Delighted to Experience Design Week in Portland-Delight Conference 2014

Jason Caws / Wednesday, October 29, 2014

Earlier this month I had the opportunity to travel to the West Coast to take part in Portland, Oregon's Design Week. Among other independently organized events, ISITE Design’s Delight Conference was hosted in the Portland Art Museum along with workshops and interactive breakout sessions. I joined over 400 attendees at the ten-year-old conference to learn about creating experiences that “delight” customers.

To kick off the two-day Delight conference, Genevieve Bell of Intel gave the opening keynote presentation titled, “Being Human in a Digital World”. Her talk initially focused on five unchanging factors that make us human (friends and family, community, something bigger than ourselves, our objects, and our secrets), arguing that success emerges when technology caters to these themes. After labeling friends and family as the driving force behind most technological development, she then focused on how the need for community makes us human.

This topic was also touched upon by Dinovember’s Refe Tuma. His presentation took the audience through the story of how his family’s creative hobby became an overnight internet sensation, gaining massive online exposure after only twenty-four hours. Tuma explained how the newfound community of delighted fans that came rushing in shared and expanded on his original idea in an organic fashion that he stressed should not be forced, but rather allowed to take on a life of its own.

At the top of Bell’s second list (five things that technology changes about humans) is our reputation and how we worry about it. She argued that over time technology has changed society’s views on what should be private versus public knowledge. Even in this digital age where we freely share the details of our lives, we still worry over the judgments made based on what information is in circulation.

The Delight conference’s second speaker, Perry Hewitt, found herself dealing with this same issue. As the Chief Digital Officer at Harvard, she was tasked with transforming the elite university’s online reputation. She outlined the challenges she faced as the brand known historically for inaccessibility and prestige pushed to design its online experience in a more friendly and relatable fashion. Through revamping the news platform and leveraging social media, Hewitt helped create an atmosphere of collaboration on Harvard’s website, putting a new spin on their reputation.

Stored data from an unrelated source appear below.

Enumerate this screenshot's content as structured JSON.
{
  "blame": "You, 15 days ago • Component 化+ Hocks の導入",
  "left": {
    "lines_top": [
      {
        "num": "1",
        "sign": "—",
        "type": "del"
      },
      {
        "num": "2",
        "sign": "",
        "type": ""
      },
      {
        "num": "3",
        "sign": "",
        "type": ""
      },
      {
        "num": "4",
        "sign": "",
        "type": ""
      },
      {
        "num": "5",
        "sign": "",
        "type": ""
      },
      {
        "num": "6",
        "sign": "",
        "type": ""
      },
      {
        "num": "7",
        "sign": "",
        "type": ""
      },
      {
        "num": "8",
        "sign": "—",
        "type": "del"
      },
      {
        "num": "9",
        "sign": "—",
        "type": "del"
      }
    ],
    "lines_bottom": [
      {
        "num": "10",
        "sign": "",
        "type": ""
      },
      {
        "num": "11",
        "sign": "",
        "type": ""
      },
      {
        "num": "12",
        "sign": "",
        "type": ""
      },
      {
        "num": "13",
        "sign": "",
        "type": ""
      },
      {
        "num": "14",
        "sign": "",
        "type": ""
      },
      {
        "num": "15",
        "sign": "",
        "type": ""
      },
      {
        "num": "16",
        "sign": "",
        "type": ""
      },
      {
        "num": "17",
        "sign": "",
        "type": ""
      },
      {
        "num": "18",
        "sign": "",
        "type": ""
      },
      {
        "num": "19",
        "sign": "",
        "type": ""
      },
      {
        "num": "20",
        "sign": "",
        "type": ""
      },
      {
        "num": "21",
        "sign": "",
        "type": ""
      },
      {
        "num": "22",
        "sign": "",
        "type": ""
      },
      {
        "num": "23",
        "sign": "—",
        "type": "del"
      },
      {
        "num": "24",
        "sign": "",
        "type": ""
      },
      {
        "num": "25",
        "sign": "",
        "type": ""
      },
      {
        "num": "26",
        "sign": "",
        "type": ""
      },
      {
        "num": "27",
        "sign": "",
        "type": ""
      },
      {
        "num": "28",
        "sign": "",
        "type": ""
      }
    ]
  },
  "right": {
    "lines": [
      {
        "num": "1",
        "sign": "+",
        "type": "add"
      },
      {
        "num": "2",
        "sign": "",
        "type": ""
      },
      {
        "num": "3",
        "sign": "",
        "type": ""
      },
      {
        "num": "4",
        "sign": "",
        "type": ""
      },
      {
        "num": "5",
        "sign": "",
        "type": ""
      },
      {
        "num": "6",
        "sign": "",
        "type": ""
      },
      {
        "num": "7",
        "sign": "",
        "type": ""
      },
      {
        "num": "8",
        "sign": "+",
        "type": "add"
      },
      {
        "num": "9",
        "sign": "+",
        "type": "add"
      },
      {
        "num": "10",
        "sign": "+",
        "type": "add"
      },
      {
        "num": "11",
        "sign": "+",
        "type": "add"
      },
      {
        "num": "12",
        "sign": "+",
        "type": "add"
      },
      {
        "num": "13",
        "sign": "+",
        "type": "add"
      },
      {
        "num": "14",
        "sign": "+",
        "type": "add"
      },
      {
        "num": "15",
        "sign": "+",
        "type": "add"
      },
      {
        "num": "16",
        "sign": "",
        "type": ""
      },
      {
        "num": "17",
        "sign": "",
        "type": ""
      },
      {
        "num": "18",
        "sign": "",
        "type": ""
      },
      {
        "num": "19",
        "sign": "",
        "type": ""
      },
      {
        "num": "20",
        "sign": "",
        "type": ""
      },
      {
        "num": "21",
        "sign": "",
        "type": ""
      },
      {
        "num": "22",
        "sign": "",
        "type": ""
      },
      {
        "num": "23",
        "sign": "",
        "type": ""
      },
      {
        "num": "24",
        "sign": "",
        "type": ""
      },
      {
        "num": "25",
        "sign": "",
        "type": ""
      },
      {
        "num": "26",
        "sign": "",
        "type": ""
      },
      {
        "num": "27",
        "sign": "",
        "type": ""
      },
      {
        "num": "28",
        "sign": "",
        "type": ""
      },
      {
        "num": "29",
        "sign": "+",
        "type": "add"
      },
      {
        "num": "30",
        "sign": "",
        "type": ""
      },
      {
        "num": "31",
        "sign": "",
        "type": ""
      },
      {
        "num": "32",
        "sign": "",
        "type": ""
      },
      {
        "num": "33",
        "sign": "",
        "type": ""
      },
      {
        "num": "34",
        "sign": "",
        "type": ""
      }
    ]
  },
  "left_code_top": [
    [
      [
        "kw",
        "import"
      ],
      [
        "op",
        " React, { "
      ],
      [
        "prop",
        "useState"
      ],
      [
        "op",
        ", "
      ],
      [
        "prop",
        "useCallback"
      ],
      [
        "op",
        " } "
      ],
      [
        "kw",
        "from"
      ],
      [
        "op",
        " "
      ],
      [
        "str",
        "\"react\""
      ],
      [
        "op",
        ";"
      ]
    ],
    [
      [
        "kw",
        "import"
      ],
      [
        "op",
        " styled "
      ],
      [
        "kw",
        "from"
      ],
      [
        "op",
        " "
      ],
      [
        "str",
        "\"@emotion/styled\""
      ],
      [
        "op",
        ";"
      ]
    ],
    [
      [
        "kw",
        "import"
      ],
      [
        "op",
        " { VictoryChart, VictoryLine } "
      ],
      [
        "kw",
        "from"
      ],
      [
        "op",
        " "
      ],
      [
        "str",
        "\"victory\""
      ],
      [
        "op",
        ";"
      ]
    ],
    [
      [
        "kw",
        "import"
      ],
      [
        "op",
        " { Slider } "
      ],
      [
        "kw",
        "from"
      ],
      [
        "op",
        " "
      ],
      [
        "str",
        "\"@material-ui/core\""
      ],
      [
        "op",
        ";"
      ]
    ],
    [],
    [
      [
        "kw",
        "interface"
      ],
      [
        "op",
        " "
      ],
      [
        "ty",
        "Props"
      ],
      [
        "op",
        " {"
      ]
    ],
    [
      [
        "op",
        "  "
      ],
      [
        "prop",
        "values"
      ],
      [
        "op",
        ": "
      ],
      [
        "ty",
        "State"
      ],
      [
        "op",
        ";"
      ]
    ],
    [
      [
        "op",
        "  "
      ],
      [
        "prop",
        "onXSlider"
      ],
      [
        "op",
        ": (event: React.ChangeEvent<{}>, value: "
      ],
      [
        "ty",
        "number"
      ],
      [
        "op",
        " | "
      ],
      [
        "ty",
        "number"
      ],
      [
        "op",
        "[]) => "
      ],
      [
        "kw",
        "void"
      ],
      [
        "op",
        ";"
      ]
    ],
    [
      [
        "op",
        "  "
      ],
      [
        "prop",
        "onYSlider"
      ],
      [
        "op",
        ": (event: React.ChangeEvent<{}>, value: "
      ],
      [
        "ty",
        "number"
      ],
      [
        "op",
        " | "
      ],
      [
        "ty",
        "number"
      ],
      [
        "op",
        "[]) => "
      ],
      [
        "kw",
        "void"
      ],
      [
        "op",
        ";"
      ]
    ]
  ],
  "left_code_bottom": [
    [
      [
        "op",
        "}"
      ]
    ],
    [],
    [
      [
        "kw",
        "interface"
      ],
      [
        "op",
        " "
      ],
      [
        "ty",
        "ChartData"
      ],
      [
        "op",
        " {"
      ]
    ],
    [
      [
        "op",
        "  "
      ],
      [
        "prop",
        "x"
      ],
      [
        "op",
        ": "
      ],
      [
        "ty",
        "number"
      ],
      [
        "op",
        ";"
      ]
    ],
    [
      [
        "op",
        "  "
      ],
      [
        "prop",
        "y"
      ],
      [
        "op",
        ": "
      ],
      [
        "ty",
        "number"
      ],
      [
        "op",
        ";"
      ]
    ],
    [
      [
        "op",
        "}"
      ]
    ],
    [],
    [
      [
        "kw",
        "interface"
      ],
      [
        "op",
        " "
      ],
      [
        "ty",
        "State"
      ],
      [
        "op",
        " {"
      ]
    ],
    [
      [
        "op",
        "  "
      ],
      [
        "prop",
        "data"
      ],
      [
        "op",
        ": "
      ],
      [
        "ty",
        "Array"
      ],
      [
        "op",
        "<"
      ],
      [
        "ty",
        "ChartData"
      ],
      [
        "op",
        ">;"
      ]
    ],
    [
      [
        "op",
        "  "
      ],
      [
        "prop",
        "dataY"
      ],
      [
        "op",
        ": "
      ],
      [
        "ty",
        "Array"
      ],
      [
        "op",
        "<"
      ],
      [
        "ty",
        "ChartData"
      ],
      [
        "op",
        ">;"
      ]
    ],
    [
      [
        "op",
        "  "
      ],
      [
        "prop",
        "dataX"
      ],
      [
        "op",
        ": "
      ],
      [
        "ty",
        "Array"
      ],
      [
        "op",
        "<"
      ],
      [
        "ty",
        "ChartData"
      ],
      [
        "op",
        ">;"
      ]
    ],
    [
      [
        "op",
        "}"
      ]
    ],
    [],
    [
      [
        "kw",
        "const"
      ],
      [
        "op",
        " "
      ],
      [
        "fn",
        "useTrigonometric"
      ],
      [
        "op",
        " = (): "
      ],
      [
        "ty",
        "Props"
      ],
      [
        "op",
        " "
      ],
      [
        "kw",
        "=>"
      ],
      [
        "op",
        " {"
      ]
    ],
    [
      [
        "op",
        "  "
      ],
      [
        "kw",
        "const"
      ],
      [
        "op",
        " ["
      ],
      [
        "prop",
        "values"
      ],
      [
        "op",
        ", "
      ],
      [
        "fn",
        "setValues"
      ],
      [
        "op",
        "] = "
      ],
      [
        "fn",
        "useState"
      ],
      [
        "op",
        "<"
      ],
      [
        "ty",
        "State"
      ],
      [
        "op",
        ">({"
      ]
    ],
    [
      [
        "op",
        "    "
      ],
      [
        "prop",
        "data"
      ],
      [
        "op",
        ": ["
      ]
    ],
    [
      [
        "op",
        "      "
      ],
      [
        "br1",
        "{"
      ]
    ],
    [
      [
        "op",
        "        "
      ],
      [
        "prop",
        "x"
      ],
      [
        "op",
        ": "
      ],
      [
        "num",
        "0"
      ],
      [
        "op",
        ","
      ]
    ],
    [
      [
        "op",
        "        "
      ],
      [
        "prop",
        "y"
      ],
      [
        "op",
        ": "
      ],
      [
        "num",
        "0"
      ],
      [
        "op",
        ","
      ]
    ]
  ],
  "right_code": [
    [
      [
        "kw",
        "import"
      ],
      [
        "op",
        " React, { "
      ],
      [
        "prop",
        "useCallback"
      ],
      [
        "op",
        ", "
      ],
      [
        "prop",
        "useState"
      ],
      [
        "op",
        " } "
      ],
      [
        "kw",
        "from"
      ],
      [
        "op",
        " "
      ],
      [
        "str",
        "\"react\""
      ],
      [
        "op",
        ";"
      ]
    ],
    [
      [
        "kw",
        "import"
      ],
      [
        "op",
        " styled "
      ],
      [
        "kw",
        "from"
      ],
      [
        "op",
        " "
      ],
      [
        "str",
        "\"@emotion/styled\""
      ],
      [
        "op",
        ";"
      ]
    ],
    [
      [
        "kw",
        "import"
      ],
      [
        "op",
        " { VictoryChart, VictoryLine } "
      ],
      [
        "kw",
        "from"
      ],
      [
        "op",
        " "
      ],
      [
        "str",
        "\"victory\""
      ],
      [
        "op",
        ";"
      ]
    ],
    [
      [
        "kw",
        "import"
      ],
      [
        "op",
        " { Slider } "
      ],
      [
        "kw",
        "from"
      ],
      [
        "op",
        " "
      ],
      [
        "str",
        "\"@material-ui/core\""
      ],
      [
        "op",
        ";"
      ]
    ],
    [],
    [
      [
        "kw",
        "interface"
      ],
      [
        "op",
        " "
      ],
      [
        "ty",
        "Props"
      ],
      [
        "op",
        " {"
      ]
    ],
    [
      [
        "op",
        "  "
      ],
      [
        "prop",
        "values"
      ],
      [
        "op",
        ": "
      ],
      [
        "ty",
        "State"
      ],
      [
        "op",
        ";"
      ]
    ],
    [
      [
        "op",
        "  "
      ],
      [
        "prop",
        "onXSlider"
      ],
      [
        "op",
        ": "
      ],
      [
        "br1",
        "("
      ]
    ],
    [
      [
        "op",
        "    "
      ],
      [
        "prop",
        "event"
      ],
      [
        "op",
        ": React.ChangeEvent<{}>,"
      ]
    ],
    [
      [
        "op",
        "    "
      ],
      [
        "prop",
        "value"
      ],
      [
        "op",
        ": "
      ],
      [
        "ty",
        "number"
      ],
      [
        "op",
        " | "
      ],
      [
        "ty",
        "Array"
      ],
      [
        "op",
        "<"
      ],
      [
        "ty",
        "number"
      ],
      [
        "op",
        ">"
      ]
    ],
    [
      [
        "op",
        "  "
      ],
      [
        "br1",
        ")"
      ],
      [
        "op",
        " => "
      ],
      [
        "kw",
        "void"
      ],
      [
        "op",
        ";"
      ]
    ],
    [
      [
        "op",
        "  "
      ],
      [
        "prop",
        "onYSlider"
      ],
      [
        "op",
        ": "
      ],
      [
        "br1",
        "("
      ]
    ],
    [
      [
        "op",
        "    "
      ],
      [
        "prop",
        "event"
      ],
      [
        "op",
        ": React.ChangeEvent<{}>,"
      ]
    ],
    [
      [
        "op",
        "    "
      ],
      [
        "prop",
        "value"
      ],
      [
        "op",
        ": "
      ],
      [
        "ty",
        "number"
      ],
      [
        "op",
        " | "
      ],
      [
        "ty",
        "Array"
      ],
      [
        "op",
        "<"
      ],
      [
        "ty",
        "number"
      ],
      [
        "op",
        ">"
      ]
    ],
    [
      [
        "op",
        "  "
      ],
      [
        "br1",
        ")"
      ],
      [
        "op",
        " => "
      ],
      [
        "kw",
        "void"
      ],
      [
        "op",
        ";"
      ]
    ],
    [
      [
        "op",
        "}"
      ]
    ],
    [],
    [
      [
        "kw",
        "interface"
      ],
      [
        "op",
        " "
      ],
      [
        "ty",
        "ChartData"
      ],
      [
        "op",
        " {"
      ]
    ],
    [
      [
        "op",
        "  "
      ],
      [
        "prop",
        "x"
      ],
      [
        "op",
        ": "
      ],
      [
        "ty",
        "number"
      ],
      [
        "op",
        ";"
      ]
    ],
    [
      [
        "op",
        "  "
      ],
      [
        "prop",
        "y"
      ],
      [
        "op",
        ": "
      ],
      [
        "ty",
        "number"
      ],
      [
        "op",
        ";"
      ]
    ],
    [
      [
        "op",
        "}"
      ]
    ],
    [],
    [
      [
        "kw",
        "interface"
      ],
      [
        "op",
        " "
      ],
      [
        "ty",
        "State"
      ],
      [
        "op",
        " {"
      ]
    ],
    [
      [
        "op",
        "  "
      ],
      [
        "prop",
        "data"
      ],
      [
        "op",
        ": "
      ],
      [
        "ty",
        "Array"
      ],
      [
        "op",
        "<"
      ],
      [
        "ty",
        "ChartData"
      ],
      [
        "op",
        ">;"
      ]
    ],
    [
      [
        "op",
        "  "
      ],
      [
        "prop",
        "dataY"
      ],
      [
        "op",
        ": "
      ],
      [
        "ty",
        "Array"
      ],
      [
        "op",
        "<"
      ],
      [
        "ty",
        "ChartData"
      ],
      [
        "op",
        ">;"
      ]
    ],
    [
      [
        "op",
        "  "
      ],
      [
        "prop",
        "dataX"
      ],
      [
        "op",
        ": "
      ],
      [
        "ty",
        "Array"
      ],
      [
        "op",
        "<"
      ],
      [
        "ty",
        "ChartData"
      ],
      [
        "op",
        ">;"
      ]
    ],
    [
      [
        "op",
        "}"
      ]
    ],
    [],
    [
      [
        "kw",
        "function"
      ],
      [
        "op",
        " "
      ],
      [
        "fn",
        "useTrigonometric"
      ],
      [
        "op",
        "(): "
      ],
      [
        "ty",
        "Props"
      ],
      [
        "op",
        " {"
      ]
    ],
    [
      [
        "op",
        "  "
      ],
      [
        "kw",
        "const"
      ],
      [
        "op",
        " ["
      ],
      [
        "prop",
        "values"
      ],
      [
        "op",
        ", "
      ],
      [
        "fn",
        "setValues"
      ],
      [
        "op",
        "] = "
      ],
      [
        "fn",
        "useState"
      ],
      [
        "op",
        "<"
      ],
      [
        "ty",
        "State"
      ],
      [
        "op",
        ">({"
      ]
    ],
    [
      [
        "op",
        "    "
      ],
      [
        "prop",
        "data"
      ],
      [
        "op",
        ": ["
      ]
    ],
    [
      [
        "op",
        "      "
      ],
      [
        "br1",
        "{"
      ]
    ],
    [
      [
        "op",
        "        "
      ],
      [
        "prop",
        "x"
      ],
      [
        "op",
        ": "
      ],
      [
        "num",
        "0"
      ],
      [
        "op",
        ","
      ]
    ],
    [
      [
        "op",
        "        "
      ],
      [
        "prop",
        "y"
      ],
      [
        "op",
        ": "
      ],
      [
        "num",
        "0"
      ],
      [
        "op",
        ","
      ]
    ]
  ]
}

Another human characteristic that Bell touched on was our desire to be different. She described the dilemma of wanting to stand out and have a sense of individuality, while simultaneously leaning toward the current trends. When this theme is applied to emerging technology, it can lead to the misplacement of innovation. Golden Krishna’s well-known presentation titled, “The Best Interface is No Interface” pointed out several cases where the latest touch screen technology is implemented in unreasonable ways, often times detracting from the overall experience. Through several examples, Krishna posed a strong case for allowing a typical process to replace an interface, and while slapping a screen on a product or creating an app with endless features may make it seem more intriguing, a seamless experience that serves the user’s needs is what makes a product truly delightful.

Anyone with a career in design or UX is constantly looking for simple ways to add delight to the experiences they create, and going in to this conference, I thought I had a general idea of what delights me as a human and a user. After hearing the shared stories of innovators who thrive in unique pockets of the design world, I found that there are countless ways to embed delight in a customer’s experience, even if it means removing something we view as a progressive step. It is important to remember that as new technologies aim to cater to our most fundamental human needs, to quote from Genevieve Bell’s closing statement, “what makes us human is what is delightful".